Besides numerous pictures, the Norwegian sketches provided the artist with material for a long series of etchings. Fig. 15 is a very characteristic specimen of them. Without any extraordinary qualities, they have often a genuine charm. The Norwegian landscape is treated with insight into its peculiar features, and though Everdingen fails entirely to suggest the rush and foam of torrents, he makes fine use of the log cabins, rafts, and palings, and etches pines with truth and spirit.

Of a probably later date are the four views of a watering-place, possibly Spa, one of which is here reproduced (Fig. 16). The subject is

Fig. 16.—Drinking the Waters at Spa. By Everdingen. B. 96.

interesting, and the handling of the buildings and the groups of people is excellent.

Everdingen was not without humour, which is shown in the long series of illustrations to Reynard the Fox. But most readers will probably find the chief interest of the artist to lie in his relations with a greater man, Ruisdael.

V

Though a native of Haarlem, Jacob van Ruisdael produced most of his life’s work at Amsterdam. He is conjectured to have been born about 1625; the precise year has not been discovered. His father Isaak, a frame-maker, had him trained as a surgeon; and it was not till after he had passed a course of surgery that he abandoned the profession for painting, in which he had early shown his gift.

Ruisdael’s first pictures are dated 1646, and his works from that year to 1655, his “early period,” are nearly all views of Haarlem and its neighbourhood.
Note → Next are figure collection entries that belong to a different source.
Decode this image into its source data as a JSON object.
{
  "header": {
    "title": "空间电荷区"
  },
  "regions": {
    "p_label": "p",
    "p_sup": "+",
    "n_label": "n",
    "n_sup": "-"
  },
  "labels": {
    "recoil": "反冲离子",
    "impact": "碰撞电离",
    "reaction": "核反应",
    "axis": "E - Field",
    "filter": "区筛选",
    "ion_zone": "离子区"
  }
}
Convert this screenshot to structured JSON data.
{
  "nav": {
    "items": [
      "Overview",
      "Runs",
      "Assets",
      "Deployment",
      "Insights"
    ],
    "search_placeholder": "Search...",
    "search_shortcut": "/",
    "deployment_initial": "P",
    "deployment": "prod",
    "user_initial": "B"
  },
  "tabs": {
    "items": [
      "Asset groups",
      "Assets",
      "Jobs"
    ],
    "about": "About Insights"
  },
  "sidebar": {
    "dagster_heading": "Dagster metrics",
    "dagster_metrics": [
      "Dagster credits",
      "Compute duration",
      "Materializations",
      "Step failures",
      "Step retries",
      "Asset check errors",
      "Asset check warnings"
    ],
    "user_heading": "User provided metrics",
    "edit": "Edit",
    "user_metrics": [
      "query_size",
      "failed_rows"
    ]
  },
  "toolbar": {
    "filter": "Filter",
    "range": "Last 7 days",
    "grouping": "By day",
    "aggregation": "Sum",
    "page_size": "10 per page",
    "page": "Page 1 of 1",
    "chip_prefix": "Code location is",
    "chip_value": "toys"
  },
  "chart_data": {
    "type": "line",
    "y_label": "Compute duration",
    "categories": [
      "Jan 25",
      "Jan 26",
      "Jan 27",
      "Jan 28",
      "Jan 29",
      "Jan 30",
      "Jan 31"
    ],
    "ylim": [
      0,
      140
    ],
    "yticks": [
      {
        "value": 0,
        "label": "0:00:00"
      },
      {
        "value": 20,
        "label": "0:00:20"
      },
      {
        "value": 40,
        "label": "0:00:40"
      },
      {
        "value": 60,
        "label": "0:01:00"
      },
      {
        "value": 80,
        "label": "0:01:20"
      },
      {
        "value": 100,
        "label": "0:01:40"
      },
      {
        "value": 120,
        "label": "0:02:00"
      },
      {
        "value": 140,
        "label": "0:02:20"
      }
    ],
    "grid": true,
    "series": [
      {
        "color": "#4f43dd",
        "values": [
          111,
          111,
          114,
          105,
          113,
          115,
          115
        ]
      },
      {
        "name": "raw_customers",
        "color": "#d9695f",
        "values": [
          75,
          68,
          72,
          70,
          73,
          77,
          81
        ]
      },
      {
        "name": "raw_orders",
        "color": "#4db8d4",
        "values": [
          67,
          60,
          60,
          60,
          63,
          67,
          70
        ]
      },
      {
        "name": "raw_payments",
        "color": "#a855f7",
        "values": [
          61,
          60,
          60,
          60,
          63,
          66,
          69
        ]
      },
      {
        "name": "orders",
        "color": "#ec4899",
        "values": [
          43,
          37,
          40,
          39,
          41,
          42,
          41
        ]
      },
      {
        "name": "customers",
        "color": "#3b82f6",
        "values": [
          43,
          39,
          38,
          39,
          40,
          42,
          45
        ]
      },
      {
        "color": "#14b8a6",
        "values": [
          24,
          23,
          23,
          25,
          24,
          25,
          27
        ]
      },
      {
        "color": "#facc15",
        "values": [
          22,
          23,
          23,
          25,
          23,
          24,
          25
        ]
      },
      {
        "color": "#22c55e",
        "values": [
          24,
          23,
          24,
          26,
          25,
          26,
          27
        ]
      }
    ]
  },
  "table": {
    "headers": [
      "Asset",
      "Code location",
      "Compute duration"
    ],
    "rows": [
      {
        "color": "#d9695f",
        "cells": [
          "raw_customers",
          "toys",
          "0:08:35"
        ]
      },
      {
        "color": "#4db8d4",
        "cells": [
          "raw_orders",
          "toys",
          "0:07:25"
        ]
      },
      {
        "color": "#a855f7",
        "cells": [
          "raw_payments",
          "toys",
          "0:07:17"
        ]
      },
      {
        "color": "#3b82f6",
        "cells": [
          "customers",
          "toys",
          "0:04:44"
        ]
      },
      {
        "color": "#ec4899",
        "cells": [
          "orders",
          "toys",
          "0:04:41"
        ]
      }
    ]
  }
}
Thoroughly Dutch in character, they have little of that gloomy tone so frequent in the artist’s later time. The beautiful View of Haarlem at the Hague, with its massed clouds and ray of sunshine gliding over the plain, is a perfect example of this early manner.

With Ruisdael’s removal from Haarlem, a great change comes over his art. There seems no doubt that his early Dutch landscapes were not popular. They were perhaps too original. He came to Amsterdam poor and without much reputation, and he found there, established in fame and popularity, Allardt van Everdingen, returned from Norway and now attracting the world of buyers by his pictures of that wild and romantic country. It was in 1652, as we have seen, that Everdingen settled in the city, and three or four years later Ruisdael arrived. He did not become a burgess till 1659, but had probably been already some years in residence before the formal inscription of his name.